La sfida dello “Scida” assume così un significato strategico nel percorso rossazzurro. Non è soltanto una questione di classifica, ma anche di credibilità dopo il passo falso contro il Picerno. Il gruppo guidato da Viali è chiamato a dimostrare di aver metabolizzato la sconfitta e di aver trasformato le criticità emerse in correttivi concreti.
Il lavoro settimanale si è sviluppato in un clima di concentrazione assoluta, con sedute mirate sia all’aspetto atletico sia a quello mentale. La squadra ha cercato di isolarsi dal rumore esterno, focalizzandosi su ciò che non ha funzionato e sulle modalità per evitare il ripetersi degli stessi errori. In particolare, l’attenzione si è concentrata sulla gestione delle situazioni difensive e sulla qualità delle scelte negli ultimi metri.
Viali, in questo senso, ha posto l’accento su due concetti chiave: equilibrio e concretezza. Il Catania dovrà ridurre al minimo le disattenzioni senza palla e, allo stesso tempo, aumentare il peso offensivo, traducendo il possesso in occasioni reali. Una doppia esigenza che diventa ancora più evidente alla luce delle difficoltà mostrate nell’ultima uscita.
Il contesto della gara aggiunge ulteriori elementi di complessità. Il Crotone è una squadra solida, con meccanismi ben consolidati e con individualità capaci di incidere, su tutte quella di Gomez, riferimento offensivo sempre pericoloso. Giocare in Calabria significherà confrontarsi con un ambiente caldo e con un avversario che, pur senza l’assillo della classifica, ha qualità per mettere in difficoltà chiunque.
Le scelte di formazione restano aperte e saranno influenzate anche dalle assenze. Senza Casasola e Jimenez, il tecnico dovrà rivedere alcuni equilibri, soprattutto nella gestione delle catene laterali e nella costruzione del gioco. Tra le ipotesi, prende corpo anche la possibilità di modificare l’assetto iniziale, alternando soluzioni tra difesa a tre e a quattro a seconda delle fasi di gioco.

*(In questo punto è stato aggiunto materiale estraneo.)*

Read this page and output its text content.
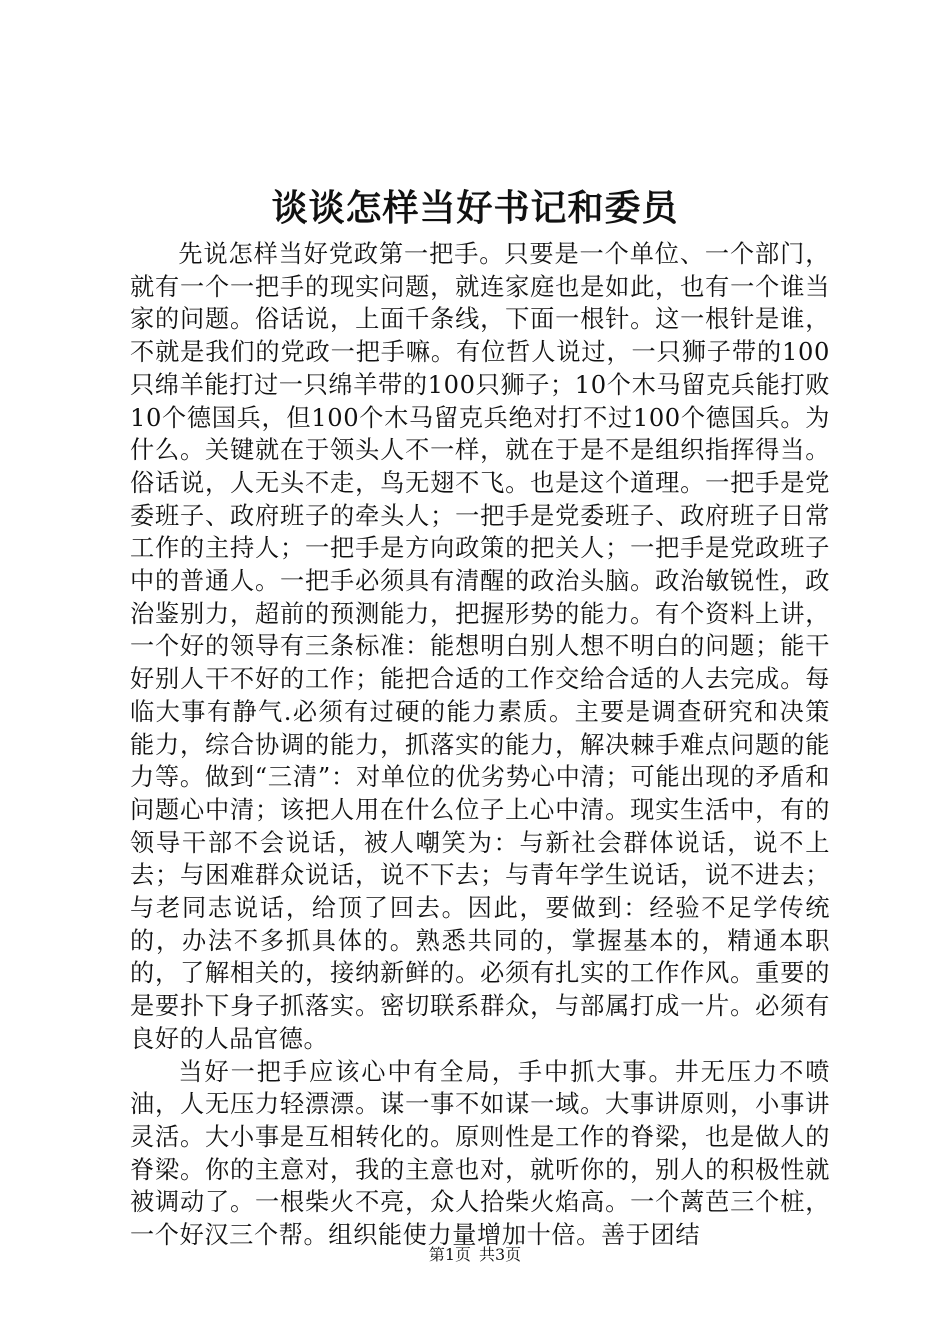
谈谈怎样当好书记和委员

先说怎样当好党政第一把手。只要是一个单位、一个部门，就有一个一把手的现实问题，就连家庭也是如此，也有一个谁当家的问题。俗话说，上面千条线，下面一根针。这一根针是谁，不就是我们的党政一把手嘛。有位哲人说过，一只狮子带的100只绵羊能打过一只绵羊带的100只狮子；10个木马留克兵能打败10个德国兵，但100个木马留克兵绝对打不过100个德国兵。为什么。关键就在于领头人不一样，就在于是不是组织指挥得当。俗话说，人无头不走，鸟无翅不飞。也是这个道理。一把手是党委班子、政府班子的牵头人；一把手是党委班子、政府班子日常工作的主持人；一把手是方向政策的把关人；一把手是党政班子中的普通人。一把手必须具有清醒的政治头脑。政治敏锐性，政治鉴别力，超前的预测能力，把握形势的能力。有个资料上讲，一个好的领导有三条标准：能想明白别人想不明白的问题；能干好别人干不好的工作；能把合适的工作交给合适的人去完成。每临大事有静气.必须有过硬的能力素质。主要是调查研究和决策能力，综合协调的能力，抓落实的能力，解决棘手难点问题的能力等。做到“三清”：对单位的优劣势心中清；可能出现的矛盾和问题心中清；该把人用在什么位子上心中清。现实生活中，有的领导干部不会说话，被人嘲笑为：与新社会群体说话，说不上去；与困难群众说话，说不下去；与青年学生说话，说不进去；与老同志说话，给顶了回去。因此，要做到：经验不足学传统的，办法不多抓具体的。熟悉共同的，掌握基本的，精通本职的，了解相关的，接纳新鲜的。必须有扎实的工作作风。重要的是要扑下身子抓落实。密切联系群众，与部属打成一片。必须有良好的人品官德。

当好一把手应该心中有全局，手中抓大事。井无压力不喷油，人无压力轻漂漂。谋一事不如谋一域。大事讲原则，小事讲灵活。大小事是互相转化的。原则性是工作的脊梁，也是做人的脊梁。你的主意对，我的主意也对，就听你的，别人的积极性就被调动了。一根柴火不亮，众人拾柴火焰高。一个蓠芭三个桩，一个好汉三个帮。组织能使力量增加十倍。善于团结

第1页 共3页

In mezzo al campo si gioca uno dei ballottaggi più significativi, mentre in attacco il Catania potrà contare su diverse combinazioni, cercando la soluzione più efficace per aumentare la pericolosità. Il rientro graduale di Forte rappresenta un’opzione in più, anche se difficilmente potrà garantire un contributo prolungato nell’immediato.
In definitiva, quella di Crotone è una partita che può incidere profondamente sul finale di stagione del Catania. Difendere il secondo posto significa garantirsi un vantaggio importante in ottica playoff, ma per farlo servirà una prestazione all’altezza, senza sbavature e con la giusta maturità.